William Thomas Gaddis is regarded as one of the most brilliant and difficult American writers of the twentieth century, the creator of works that are extraordinarily complex in design, language, and vision.
After graduating from Harvard University Gaddis lived in Latin America, Europe, and North Africa between 1947 and 1955, and he was a freelance speech writer and screenwriter between 1956 and 1970. He received grants from the National Endowment for the Arts, the Guggenheim Foundation, and the MacArthur Foundation as well as several prestigious awards, including the 1976 and 1994 National Book Awards for fiction.
The Recognitions, nearly one thousand pages in length and dealing “with such matters as art forgery, counterfeiting, false religious rhetoric, ambidextrous sexuality, the fraudulence of political life, and the masquerades of intellectual and artistic society,” is a Menippean satire on the entire modern world. The largely comic novel is encyclopedic, dense in style as well as content, and it has little traditional plot. There are fifty characters whose lives—their pasts and presents, as well as their anticipated conversations—cross and parallel one another. The story, which covers a thirty-year period, takes place in France, Italy, Spain, New York, and New England.

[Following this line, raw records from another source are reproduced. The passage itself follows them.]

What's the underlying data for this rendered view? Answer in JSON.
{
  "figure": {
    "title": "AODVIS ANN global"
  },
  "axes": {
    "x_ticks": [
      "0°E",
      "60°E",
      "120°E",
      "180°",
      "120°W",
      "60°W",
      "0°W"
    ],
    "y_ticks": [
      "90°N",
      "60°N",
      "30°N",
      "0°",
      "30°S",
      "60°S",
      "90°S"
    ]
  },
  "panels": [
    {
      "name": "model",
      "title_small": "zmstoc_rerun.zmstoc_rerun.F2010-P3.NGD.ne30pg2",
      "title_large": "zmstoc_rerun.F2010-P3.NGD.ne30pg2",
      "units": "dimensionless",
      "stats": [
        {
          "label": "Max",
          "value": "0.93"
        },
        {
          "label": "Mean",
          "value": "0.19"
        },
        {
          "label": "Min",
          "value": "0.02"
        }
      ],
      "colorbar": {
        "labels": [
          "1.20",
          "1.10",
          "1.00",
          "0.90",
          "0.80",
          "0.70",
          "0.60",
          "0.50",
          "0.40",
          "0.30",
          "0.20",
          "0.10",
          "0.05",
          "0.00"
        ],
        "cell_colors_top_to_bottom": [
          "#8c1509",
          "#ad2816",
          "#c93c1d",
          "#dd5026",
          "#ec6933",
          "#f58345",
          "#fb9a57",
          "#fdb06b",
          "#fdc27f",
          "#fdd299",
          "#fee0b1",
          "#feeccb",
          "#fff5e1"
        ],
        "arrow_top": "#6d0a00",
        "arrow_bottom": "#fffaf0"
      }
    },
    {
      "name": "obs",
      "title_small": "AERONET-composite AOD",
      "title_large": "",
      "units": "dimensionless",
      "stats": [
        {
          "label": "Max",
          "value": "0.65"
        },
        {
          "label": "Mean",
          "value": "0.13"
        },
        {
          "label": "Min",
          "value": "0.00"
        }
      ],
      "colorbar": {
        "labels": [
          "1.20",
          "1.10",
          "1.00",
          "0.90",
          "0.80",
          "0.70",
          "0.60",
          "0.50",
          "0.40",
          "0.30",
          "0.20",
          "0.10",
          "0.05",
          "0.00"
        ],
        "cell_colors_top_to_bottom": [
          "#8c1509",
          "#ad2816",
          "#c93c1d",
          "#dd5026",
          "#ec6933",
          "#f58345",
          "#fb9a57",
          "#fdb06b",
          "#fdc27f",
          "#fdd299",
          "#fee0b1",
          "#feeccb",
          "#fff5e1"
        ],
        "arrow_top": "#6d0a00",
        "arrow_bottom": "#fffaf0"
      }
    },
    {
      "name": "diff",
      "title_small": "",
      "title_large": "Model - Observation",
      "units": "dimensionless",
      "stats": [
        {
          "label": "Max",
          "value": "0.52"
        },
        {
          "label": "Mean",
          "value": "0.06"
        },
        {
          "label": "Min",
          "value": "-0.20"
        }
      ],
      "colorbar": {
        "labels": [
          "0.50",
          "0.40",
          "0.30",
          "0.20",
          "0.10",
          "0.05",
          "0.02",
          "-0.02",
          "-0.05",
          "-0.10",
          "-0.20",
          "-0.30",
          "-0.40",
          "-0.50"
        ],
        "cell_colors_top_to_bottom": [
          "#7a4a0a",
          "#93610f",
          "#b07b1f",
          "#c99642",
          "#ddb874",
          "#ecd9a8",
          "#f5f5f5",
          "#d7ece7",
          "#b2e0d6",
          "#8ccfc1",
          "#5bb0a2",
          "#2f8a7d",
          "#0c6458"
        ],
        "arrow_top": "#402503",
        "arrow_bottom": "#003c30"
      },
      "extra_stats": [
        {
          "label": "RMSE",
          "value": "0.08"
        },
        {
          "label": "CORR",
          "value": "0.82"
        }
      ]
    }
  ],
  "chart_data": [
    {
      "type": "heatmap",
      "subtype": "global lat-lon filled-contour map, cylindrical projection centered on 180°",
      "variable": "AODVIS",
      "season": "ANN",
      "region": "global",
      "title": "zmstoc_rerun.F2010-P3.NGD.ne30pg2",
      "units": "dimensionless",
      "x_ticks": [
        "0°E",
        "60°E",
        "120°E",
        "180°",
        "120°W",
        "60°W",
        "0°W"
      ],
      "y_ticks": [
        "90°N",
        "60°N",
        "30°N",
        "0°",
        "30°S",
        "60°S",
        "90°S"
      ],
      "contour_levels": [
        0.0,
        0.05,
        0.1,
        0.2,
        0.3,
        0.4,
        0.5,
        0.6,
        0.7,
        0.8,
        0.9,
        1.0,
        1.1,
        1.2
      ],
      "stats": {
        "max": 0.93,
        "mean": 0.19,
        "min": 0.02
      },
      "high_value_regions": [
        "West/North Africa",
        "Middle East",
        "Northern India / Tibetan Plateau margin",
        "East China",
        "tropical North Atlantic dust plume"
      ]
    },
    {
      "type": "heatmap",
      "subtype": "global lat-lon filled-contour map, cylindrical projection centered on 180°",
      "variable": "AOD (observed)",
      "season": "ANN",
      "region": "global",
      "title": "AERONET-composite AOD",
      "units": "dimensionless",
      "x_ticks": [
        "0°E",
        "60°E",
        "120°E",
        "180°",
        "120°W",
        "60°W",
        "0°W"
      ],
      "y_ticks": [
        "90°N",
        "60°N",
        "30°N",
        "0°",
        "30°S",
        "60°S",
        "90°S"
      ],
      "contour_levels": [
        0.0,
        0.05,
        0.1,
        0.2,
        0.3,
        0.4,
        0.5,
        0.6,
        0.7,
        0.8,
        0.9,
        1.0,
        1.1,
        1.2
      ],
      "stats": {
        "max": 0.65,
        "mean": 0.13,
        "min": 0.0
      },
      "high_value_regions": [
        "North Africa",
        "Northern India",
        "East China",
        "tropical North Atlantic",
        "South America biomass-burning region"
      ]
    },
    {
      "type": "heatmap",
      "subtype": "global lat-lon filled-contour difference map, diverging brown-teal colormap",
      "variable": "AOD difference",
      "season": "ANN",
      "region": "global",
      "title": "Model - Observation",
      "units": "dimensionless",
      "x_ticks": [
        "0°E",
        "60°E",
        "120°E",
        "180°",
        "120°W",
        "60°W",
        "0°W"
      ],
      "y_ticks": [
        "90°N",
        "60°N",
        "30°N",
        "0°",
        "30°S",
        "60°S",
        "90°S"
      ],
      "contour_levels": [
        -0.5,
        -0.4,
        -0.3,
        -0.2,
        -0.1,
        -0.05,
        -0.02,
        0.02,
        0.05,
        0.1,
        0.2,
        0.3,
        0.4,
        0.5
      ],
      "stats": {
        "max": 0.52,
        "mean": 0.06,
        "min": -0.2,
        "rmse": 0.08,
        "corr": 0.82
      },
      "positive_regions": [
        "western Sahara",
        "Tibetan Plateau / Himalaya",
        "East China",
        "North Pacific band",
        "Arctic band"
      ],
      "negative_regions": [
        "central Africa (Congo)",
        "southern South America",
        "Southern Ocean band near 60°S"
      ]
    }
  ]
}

The central figure, Wyatt Gwyon, rejects his father’s calling as clergyman and instead becomes an artist. Wyatt’s efforts at understanding art in relation to life and true art in relation to counterfeit art involve discoveries regarding the shams and counterfeits of modern life. At the end of his pilgrimage he experiences an epiphany at a Spanish monastery, realizing that art and the preoccupations of the ordinary life are human structures created to save human beings from ultimate chaos. It is during this great spiritual and creative experience that Wyatt gains a recognition of the unity of all living and nonliving things and extends himself beyond the temporal and artistic to a sense of the intermingling of life and death.